Pour commencer par l’Histoire-Sainte, quelle joie pleine de vénération n’aurions-nous pas, si la Peinture avoit pû nous conserver jusqu’à présent le Temple que Salomon avoit bâti dans sa magnificence ? Quel plaisir n’aurions-nous pas à lire l’Histoire de Pausanias, lequel nous décrit toute la Grece, & nous y conduit comme par la main, si son discours étoit accompagné de figures démonstratives ?
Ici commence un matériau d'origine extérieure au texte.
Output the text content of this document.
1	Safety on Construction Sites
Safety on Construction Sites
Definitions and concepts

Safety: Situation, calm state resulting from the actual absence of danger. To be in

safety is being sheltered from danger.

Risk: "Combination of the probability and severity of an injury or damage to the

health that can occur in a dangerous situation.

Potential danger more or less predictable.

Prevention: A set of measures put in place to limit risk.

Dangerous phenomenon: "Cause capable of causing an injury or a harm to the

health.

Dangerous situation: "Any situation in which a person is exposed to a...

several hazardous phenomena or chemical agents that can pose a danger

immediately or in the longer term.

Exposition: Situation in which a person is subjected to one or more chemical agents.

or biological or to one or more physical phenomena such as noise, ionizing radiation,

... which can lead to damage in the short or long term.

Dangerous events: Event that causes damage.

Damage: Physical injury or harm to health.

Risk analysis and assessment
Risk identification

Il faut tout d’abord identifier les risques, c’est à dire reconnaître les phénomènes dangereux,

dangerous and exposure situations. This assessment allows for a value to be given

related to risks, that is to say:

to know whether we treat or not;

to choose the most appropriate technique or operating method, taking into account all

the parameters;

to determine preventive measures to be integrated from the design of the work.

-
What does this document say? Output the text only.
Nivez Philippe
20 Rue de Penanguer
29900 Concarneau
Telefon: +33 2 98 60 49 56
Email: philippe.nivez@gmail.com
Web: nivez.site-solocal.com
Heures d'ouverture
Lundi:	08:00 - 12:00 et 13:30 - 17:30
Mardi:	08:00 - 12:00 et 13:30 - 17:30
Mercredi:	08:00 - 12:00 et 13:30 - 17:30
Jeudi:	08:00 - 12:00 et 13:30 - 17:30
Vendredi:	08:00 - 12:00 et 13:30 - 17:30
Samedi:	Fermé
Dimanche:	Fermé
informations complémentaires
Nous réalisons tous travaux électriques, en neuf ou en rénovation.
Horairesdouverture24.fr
La principale fin du Poëte est d’imiter les mœurs & les actions des hommes. La Peinture a le même objet, mais elle y va d’une maniere bien plus étendue ; car on ne peut nier qu’elle n’imite Dieu dans sa toute-puissance, c’est-à-dire dans la création des choses visibles : le Poëte peut bien en faire la description par la force de ses paroles, mais les paroles ne seront jamais prises pour la chose même, & n’imiteront point cette toute-puissance qui d’abord s’est manifestée par des créatures visibles ; au lieu que la Peinture avec un peu de couleurs & comme de rien, forme & représente si bien toutes les choses qui sont sur la terre, sur {p. 248}les eaux, & dans les airs, que nous les croyons véritables ; car l’essence de la Peinture est de séduire nos yeux, & de nous surprendre par cent objets différens. C’est dans cet esprit-là qu’un Peinture habile m’a dit que quand il tenoit à la main sa palete chargée de couleurs, qu’il la regardoit comme le simbole du cahos, puisqu’ayant devant lui une toile préparée & son pinceau pour exprimer les effets de son imagination, il pouvoit donner une connoissance parfaite de la création du monde aux peuples les plus sauvages : c’est M. de Largiliere.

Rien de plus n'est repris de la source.